Test driven development

On a day to day basis, the way that any change to a system is implemented is what accumulates to eventually define that system. Teams that adopt methodologies such as test-driven-development (TDD) will suffer far less from the adverse impacts of entropy for a number of reasons. One of the artefacts of applying TDD is that the test suite created tends to give good coverage of the solution; well-written tests will describe clearly what the intended outcomes are and why. Having confidence in the test suite gives developers a safety net, and the ability to make changes to a system with visibility of the impact of that change. Tools like continuous test runners (NCrunch for .Net and WallabyJS for JavaScript are my current favorites) give me feedback with literally every keystroke as to whether the changes I’m making are causing tests to fail. The most common reason that making a change can introduce unexpected regressions is over-reuse of a component, which goes back to Single Responsibility principle, but it is the presence of an effective test suite that gives this visibility. Applying TDD also encourages cleanly separated components, and a more robust approach to dependency management, because these principles lead to writing code that easy to isolate for testing.

Write malleable code

I often explain to new developers that if I can only choose 1 property between malleability and correctness, I would choose malleability every time; on the basis that correctness is a function of the requirements at the time, and can change over time, while malleability allows me to make the changes needed to make correct code, either now or in future. Malleability describes how easily something can be worked with or molded, its opposite being brittleness; unfired clay is malleable, it can be shaped easily, while baked clay is brittle, it resists change and is likely to break if you try to change its form. One of the books that has most shaped my career is Clean Code by Robert (Uncle Bob) Martin. The core tenet is that code is not written for the compiler, but for humans, and that paying attention to the readability of code, and how easy it is to work with for others, are first-class concerns. Applying the approaches described in Clean Code will result in code that is far easier to reason about, and to make changes to in future. A couple of examples of these approaches are to name things in a way that makes their intent and purpose obvious, to use subcomponents to make sure any one subcomponent is of a small enough size to reason about, and to write code that is “self-documenting” – that is, don’t add comments to code when it would be possible to make the code describe itself better.

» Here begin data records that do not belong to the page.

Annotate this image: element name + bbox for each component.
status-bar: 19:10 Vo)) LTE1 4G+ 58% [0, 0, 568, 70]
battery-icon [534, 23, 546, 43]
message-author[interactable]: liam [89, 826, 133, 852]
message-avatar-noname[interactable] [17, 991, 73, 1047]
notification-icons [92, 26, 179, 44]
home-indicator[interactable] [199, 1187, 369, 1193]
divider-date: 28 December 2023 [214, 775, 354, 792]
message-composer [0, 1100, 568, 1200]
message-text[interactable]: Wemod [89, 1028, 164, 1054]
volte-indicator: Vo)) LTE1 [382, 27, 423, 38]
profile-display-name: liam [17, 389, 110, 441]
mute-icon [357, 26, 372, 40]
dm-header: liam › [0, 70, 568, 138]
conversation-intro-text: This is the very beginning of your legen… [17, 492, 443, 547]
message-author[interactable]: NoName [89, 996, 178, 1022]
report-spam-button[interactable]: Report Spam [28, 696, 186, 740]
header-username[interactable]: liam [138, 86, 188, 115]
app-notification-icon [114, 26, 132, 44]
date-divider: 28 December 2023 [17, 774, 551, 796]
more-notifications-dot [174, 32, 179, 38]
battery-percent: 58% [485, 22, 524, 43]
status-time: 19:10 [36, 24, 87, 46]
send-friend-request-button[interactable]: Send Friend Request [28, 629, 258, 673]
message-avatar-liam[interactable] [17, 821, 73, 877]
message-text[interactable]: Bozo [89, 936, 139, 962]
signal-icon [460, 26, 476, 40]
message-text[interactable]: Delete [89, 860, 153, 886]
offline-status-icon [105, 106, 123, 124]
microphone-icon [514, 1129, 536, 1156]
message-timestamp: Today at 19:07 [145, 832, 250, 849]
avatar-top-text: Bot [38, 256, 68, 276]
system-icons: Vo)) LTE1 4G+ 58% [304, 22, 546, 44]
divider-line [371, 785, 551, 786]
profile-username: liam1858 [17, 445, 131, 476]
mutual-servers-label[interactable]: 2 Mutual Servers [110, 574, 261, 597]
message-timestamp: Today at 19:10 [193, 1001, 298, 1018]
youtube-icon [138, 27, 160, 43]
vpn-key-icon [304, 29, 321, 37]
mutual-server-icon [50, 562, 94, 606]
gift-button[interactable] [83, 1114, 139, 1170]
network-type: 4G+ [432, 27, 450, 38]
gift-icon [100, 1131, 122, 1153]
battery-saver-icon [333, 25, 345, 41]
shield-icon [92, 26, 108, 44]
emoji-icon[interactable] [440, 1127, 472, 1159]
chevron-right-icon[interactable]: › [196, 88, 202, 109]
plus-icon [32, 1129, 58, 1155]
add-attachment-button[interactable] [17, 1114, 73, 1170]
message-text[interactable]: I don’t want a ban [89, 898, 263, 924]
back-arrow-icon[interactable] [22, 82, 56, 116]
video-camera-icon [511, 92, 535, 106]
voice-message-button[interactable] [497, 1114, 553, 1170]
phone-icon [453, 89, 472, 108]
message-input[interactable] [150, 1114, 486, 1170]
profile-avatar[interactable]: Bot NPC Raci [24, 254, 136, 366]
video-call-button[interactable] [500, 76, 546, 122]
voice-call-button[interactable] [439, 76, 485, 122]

There are a couple of trends in the modern software ecosystem that help developers to write more malleable code. One of these is a trend towards favoring immutability and a declarative style, another is the growth in using higher-order functions. Immutability makes it much easier to reason about the state of a system, because you know instantly that what you see is what you get – in a system where state is mutated, changes can happen in other modules, or on other threads, and it’s hard to know how an object’s state came to be. Some languages, notably Erlang, take this to the extreme of making all state immutable, which even results in compiler and garbage collection optimizations that can be made with the knowledge that state cannot be changed. A declarative style values expressing what you want to happen, rather than how to do it; in the .Net space, things like the LINQ paradigm are a great example of a shift towards declarative (and as it happens, immutable) models, as well as using higher-order functions, or “functions as variables”, normally resulting in code that is easier to reason about.